Everyone with whom I speak about this situation tells me how hard it’s going to be. And based on everything I’ve ever heard, it IS a hard situation. And yet, last night as I was telling Tim about the day and doing what needed to be done, I realized that I am handling it and that it’s not really all that hard. For sure there’s a learning curve, but I have everything I need. I have resources. I also realized that everything that has happened over the past couple of years has brought me to this place and prepared me to handle it with grace and a positive attitude. I feel capable and confident, even though I don’t have all the knowledge right this very second. I am sure that when I have a question, I will find the answer.
Also while in Arizona I heard my BFF sing (she’s taking guitar lessons and I went with her). She’s always had a lovely voice. In fact, she won a talent show when we were in seventh grade, singing Don’t Rain On My Parade , which was made famous by Barbara Streisand in the movie Funny Girl. It you know anything about this song, you know it’s a song that needs to be SUNG, in full exuberance! In researching the song and listening again to the lyrics, I am struck by how appropriate they are now, for both my friend and me.
I haven’t heard her sing since then (other than her murmuring the words to songs on the radio). A few weeks ago her teacher asked if she’d like to sing Sarah McLachlan’s Angel for an upcoming concert. She’s been nervous about using her gift, worrying that her teacher would think she’s not good enough. I said to her that it was HIS idea that she sing this particular song…and that he wouldn’t have suggested it if he thought she couldn’t handle it.
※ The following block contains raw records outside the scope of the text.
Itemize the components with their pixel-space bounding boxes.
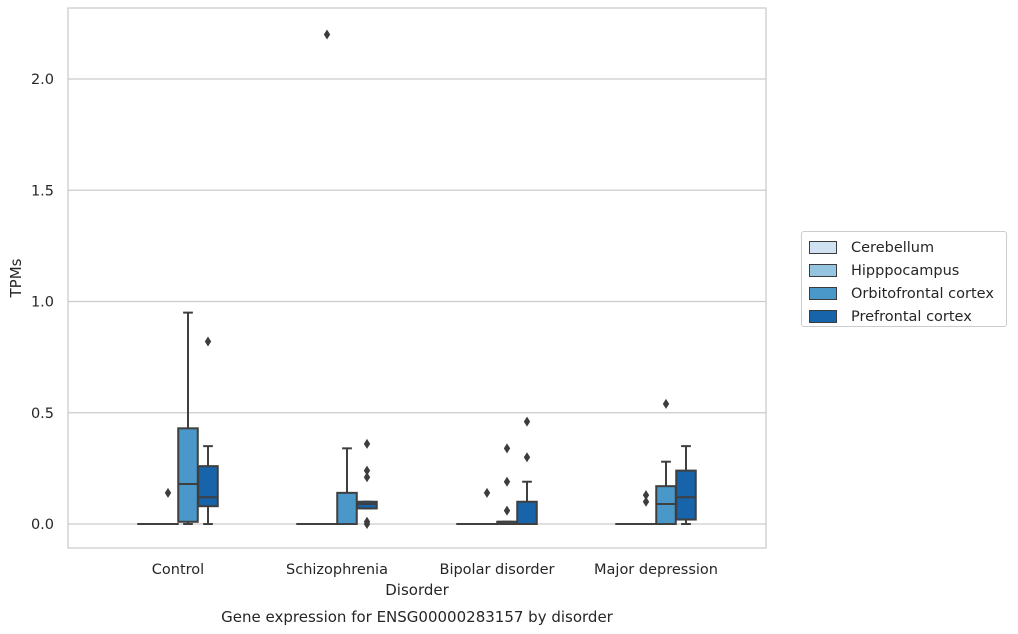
box-series <box>137 29 697 529</box>
box-3-1 <box>356 438 378 529</box>
outlier-point <box>642 490 650 501</box>
x-tick-label: Control <box>152 562 204 578</box>
box-1-1 <box>316 29 338 526</box>
y-axis-label: TPMs <box>7 258 25 298</box>
x-tick-label: Major depression <box>594 562 718 578</box>
outlier-point <box>363 516 371 527</box>
outlier-point <box>483 487 491 498</box>
box-body <box>197 465 219 508</box>
y-tick-label: 2.0 <box>31 72 54 88</box>
box-body <box>356 500 378 510</box>
box-2-0 <box>177 311 199 525</box>
legend: Cerebellum Hipppocampus Orbitofrontal cort… <box>801 231 1007 327</box>
outlier-point <box>164 487 172 498</box>
box-2-3 <box>655 398 677 525</box>
box-body <box>655 485 677 525</box>
outlier-point <box>204 336 212 347</box>
box-1-0 <box>157 487 179 526</box>
legend-label: Cerebellum <box>851 239 935 256</box>
box-3-0 <box>197 336 219 525</box>
outlier-point <box>662 398 670 409</box>
legend-label: Prefrontal cortex <box>851 308 972 325</box>
outlier-point <box>503 505 511 516</box>
outlier-point <box>642 496 650 507</box>
legend-swatch <box>809 310 837 323</box>
outlier-point <box>323 29 331 40</box>
y-tick-label: 0.5 <box>31 406 54 422</box>
legend-item: Orbitofrontal cortex <box>809 282 1006 305</box>
plot-background <box>68 8 766 548</box>
legend-swatch <box>809 287 837 300</box>
legend-item: Prefrontal cortex <box>809 305 1006 328</box>
legend-swatch <box>809 264 837 277</box>
outlier-point <box>523 452 531 463</box>
y-tick-label: 1.5 <box>31 183 54 199</box>
outlier-point <box>363 472 371 483</box>
legend-swatch <box>809 241 837 254</box>
x-tick-labels: Control Schizophrenia Bipolar disorder Majo… <box>152 562 718 578</box>
outlier-point <box>503 476 511 487</box>
box-3-3 <box>675 445 697 525</box>
box-body <box>177 427 199 523</box>
plot-frame <box>67 7 767 549</box>
outlier-point <box>503 443 511 454</box>
outlier-point <box>363 438 371 449</box>
legend-item: Cerebellum <box>809 236 1006 259</box>
y-tick-label: 1.0 <box>31 295 54 311</box>
x-axis-label: Disorder <box>385 581 449 599</box>
chart-title: Gene expression for ENSG00000283157 by d… <box>221 608 614 626</box>
box-3-2 <box>516 416 538 525</box>
legend-label: Orbitofrontal cortex <box>851 285 994 302</box>
outlier-point <box>523 416 531 427</box>
box-body <box>516 500 538 525</box>
legend-label: Hipppocampus <box>851 262 960 279</box>
box-body <box>675 469 697 521</box>
x-tick-label: Bipolar disorder <box>440 562 555 578</box>
legend-item: Hipppocampus <box>809 259 1006 282</box>
box-1-3 <box>635 490 657 526</box>
y-tick-label: 0.0 <box>31 517 54 533</box>
box-body <box>336 491 358 526</box>
y-tick-labels: 0.0 0.5 1.0 1.5 2.0 <box>31 72 54 533</box>
outlier-point <box>363 465 371 476</box>
x-tick-label: Schizophrenia <box>286 562 388 578</box>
And in one of those weird twists of fate, Angel was her mother’s favorite song. Her Mom died in her arms several years ago from throat cancer. This was a woman who had silenced herself…squelched her own creativity with self-deprecating humor. I am glad my friend is not following in her mother’s footsteps. Hearing my friend sing this song so beautifully brought me to tears…it was that moving and she is that good.
And then this Note From The Universe: “Do you know what’s really, really, really easy? Whatever you say is really, really, really easy. Same goes for the hard stuff.”
And finally this, from another good friend: “To all you parents out there: Boast not for your child’s accomplishments and feel no guilt for their foibles, for both success and failure are on the child. Be grateful for providing your child with all of the things they need to be successful and thank your child for doing the right things when you know they have the choice to do both right or wrong.”